Wolf Alleges Security Violations at NASA's Langley Research Center, Issues Seven Step Remediation Plan

Wolf Alleges Security Violations at NASA's Langley Research Center, Issues Seven Step Remediation Plan

Rep. Frank Wolf (R-VA) today charged that there have been security violations at NASA’s Langley Research Center (LaRC) in Hampton, VA that resulted in a Chinese national obtaining sensitive information.   Wolf previously has honed in on similar alleged violations at Ames Research Center in Moffett Field, CA.   He says he is now worried about the entire agency and therefore issued a seven-step plan he wants NASA to implement to address “systemic security issues.”

At a Capitol Hill press conference this afternoon, Wolf, who chairs the House appropriations subcommittee that funds NASA, said that whistleblowers alerted him to a situation where, he reports, a Chinese national “was allegedly provided access and information he should have otherwise been restricted from receiving.”    He goes on to say that he understands the individual “is affiliated with an institution in China that has been designated as ‘an entity of concern’ by other government agencies,” and that “this Chinese national was allegedly employed by a Langley contractor allegedly at the direction of NASA officials in an apparent attempt to circumvent” restrictions included in NASA’s appropriations bill regarding China.

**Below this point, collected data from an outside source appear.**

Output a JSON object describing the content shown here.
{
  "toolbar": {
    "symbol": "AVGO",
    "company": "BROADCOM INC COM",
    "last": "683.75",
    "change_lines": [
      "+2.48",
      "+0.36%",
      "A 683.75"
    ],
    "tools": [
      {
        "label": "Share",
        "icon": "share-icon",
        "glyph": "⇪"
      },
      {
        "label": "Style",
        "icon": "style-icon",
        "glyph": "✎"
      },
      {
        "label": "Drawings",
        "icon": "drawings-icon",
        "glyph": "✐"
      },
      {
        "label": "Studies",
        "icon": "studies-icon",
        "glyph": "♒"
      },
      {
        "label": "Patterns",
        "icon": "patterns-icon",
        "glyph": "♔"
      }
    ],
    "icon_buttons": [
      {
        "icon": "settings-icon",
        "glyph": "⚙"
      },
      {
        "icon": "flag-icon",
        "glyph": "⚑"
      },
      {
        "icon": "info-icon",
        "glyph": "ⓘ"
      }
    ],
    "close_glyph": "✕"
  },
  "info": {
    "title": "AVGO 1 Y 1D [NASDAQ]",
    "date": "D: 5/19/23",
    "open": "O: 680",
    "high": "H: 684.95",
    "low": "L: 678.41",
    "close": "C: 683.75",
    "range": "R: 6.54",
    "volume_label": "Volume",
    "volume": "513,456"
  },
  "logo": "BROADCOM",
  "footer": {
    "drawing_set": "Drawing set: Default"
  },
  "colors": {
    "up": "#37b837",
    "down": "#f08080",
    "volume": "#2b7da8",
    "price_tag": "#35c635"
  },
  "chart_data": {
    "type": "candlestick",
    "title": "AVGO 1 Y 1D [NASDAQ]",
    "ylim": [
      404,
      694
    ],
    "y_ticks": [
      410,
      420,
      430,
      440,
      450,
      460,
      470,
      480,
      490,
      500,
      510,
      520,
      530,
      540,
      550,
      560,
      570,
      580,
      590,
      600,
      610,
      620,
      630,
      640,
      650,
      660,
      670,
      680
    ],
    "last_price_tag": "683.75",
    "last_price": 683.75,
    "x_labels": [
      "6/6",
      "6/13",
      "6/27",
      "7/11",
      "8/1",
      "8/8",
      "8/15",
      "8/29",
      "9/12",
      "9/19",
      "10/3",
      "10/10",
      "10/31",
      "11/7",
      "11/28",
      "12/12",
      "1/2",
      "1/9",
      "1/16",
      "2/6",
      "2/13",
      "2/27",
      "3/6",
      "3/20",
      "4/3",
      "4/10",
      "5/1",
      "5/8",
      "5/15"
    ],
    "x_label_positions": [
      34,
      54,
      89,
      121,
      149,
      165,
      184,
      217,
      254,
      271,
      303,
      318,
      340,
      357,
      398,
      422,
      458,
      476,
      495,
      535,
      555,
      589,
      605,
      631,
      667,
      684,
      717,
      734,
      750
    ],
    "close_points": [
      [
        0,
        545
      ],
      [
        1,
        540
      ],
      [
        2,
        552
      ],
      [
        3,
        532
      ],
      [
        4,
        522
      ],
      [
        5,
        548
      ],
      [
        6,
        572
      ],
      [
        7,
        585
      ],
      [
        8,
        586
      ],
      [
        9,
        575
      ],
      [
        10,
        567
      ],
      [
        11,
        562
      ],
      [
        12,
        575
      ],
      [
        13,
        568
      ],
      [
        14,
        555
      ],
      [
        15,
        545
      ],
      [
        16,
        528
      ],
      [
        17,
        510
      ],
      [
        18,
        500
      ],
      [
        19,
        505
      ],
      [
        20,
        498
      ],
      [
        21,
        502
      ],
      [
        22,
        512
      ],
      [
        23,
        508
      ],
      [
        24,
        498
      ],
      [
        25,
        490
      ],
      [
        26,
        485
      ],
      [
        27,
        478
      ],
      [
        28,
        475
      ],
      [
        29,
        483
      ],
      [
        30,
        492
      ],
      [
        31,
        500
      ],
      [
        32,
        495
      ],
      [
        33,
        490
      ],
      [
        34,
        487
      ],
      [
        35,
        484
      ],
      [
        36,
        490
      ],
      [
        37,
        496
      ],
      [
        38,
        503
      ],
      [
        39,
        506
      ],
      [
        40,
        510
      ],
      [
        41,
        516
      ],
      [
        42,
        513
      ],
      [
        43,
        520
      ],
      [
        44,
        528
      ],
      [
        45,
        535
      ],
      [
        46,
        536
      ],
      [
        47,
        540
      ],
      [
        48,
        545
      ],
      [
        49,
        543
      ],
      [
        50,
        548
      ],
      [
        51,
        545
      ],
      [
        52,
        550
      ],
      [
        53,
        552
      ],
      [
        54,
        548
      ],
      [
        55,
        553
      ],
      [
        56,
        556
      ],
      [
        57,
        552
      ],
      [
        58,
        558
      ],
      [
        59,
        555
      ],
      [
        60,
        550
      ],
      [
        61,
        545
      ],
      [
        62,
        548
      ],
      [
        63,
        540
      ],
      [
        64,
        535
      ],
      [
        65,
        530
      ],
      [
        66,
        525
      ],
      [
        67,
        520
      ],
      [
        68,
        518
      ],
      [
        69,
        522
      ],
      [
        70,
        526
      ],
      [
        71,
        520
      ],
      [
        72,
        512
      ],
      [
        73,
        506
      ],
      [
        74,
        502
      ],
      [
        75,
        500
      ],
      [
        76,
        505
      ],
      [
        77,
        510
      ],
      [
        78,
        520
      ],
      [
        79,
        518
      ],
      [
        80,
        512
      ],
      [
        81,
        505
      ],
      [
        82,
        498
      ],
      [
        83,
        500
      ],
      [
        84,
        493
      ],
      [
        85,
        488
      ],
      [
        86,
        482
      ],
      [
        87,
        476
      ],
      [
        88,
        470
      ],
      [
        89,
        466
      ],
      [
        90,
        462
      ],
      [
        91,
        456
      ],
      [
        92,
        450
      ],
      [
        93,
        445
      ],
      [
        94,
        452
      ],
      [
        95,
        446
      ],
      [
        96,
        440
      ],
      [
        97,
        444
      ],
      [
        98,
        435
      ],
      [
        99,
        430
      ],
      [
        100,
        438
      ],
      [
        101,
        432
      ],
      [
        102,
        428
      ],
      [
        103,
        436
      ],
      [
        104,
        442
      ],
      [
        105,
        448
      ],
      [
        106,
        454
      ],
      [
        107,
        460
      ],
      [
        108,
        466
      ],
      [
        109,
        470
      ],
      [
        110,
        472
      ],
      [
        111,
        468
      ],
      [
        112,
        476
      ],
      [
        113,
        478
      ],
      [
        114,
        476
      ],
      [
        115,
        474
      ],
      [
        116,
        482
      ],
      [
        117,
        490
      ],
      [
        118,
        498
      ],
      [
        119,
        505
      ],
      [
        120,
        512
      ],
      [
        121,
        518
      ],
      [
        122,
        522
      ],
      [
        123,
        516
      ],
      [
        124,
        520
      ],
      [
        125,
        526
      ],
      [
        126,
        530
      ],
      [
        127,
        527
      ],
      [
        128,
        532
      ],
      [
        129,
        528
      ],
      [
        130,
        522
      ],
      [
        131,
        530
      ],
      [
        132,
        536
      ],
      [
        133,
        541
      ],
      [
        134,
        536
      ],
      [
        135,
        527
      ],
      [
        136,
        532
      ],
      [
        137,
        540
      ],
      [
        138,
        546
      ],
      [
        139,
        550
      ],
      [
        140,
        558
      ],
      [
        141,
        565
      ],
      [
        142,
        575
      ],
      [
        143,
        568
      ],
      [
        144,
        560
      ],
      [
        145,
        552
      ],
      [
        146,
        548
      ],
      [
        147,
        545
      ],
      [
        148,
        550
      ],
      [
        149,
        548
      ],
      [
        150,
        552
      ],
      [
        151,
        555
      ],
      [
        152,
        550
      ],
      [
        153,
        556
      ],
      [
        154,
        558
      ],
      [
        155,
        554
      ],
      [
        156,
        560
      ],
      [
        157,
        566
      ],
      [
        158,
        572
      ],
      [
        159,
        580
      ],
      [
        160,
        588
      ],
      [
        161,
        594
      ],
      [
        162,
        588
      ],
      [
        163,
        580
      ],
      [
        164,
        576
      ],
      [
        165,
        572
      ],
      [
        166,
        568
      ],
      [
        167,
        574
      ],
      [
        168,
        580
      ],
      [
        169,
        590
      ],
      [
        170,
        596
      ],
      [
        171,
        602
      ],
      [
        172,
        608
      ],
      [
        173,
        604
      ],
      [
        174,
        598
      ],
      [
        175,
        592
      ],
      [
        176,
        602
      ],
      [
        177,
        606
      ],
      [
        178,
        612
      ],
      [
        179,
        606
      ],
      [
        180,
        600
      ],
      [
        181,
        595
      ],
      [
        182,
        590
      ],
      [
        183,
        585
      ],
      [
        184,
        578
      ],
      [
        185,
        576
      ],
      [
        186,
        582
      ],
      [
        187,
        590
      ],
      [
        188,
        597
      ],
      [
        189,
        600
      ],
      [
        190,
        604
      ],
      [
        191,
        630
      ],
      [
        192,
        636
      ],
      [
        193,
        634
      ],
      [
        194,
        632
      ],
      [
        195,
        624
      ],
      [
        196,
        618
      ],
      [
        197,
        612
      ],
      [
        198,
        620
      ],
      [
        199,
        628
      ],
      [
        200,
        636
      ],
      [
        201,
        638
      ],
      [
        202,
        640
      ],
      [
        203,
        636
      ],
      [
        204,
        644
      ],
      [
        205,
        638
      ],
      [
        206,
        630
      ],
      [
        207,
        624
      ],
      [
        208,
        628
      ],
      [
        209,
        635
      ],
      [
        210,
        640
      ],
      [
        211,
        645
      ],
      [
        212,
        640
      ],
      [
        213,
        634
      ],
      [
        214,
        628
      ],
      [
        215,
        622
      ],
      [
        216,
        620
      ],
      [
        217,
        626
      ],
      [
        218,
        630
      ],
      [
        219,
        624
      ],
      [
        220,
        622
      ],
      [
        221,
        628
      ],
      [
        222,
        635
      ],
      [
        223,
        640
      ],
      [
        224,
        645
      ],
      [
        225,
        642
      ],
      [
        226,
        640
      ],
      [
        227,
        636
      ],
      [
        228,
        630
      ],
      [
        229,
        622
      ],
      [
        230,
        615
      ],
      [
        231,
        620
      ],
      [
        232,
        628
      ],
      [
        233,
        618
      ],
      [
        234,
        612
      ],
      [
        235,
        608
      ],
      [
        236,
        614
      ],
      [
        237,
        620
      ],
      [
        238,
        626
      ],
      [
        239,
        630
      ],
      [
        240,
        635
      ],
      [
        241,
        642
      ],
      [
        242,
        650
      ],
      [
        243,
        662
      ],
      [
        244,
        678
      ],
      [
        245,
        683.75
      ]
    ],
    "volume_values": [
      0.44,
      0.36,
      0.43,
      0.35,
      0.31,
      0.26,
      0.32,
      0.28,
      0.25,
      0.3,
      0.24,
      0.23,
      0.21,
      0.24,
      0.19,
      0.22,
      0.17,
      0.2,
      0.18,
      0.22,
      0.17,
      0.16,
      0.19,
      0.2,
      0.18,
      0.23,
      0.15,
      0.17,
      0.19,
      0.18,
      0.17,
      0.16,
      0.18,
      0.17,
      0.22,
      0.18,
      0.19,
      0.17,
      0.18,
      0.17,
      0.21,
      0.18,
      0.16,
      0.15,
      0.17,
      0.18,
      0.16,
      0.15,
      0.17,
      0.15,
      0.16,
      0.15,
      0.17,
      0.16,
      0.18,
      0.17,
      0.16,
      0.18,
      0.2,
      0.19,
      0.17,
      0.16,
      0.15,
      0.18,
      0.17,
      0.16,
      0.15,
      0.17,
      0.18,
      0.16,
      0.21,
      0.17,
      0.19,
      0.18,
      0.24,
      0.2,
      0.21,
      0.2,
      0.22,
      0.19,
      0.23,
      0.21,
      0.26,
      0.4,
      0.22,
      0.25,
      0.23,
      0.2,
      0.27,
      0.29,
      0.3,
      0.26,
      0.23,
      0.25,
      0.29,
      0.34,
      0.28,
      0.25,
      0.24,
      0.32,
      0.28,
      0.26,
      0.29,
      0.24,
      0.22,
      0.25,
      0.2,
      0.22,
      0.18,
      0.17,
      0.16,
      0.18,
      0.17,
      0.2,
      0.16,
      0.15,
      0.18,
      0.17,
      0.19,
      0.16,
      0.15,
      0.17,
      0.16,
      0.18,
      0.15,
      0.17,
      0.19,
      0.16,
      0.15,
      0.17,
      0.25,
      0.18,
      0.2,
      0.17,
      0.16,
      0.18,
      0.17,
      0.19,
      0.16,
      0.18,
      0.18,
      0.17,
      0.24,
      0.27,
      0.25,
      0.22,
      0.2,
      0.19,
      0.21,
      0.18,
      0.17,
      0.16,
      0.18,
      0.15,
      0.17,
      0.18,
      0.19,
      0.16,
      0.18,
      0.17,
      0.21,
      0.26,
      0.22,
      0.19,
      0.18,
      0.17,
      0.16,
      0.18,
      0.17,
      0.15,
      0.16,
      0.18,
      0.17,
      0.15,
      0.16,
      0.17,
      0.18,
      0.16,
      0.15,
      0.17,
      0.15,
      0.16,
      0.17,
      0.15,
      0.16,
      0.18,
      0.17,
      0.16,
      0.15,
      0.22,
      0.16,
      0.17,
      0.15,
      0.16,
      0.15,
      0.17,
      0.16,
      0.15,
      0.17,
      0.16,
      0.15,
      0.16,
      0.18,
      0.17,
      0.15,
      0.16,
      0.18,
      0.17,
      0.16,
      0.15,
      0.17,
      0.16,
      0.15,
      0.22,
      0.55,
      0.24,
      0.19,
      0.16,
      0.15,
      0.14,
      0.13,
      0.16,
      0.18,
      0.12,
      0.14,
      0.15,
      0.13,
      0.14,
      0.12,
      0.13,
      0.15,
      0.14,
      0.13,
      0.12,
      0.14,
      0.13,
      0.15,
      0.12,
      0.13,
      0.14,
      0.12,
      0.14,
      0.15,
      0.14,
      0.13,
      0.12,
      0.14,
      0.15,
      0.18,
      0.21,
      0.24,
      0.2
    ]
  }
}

Wolf is an intense critic of the Chinese government and included language in the last two NASA appropriations acts restricting NASA from interacting with China in any way unless authorized by Congress or after sending Congress a certification 14 days in advance that the interaction would not harm national security.

Earlier this week, Wolf demanded to know why NASA was allowing Chinese nationals to participate in a meeting that is being held at LaRC of the Strategic Implementation Team of the international Committee on Earth Observation Satellites (CEOS) next week without providing Congress with the required certification.

At a meeting of several committees of the National Research Council’s Space Studies Board yesterday, Mike Freilich, Director of NASA’s Earth Science Division, noted that China has been a member of CEOS since 1992 and therefore it was invited to the meeting.  He said there are different interpretations of the law, but stressed that NASA has a responsibility to run CEOS within the law “and we are doing so.”  He said NASA Administrator Bolden was planning to meet with Wolf to discuss the matter.

Wolf did not mention that issue in his remarks today.  Instead he focused on the earlier allegations about Ames Research Center and the new allegations at LaRC along with concerns about a NASA website that he asserts makes available sensitive but unclassified documents. Overall, he blasted what he termed a NASA “management culture….that turns a blind eye, or in some cases may outright encourage, violations of security regulations.”

He laid out seven steps he wants NASA to implement starting with Bolden appointing an “independent, outside panel to comprehensively review and audit security protocols and enforcement, including foreign national access and export controls, at every NASA center and headquarters.”  He recommended that the National Academy of Public Administration (NAPA) be that outside entity and that it be chaired by someone with a strong security background, naming former Attorney General Dick Thornburgh as an example.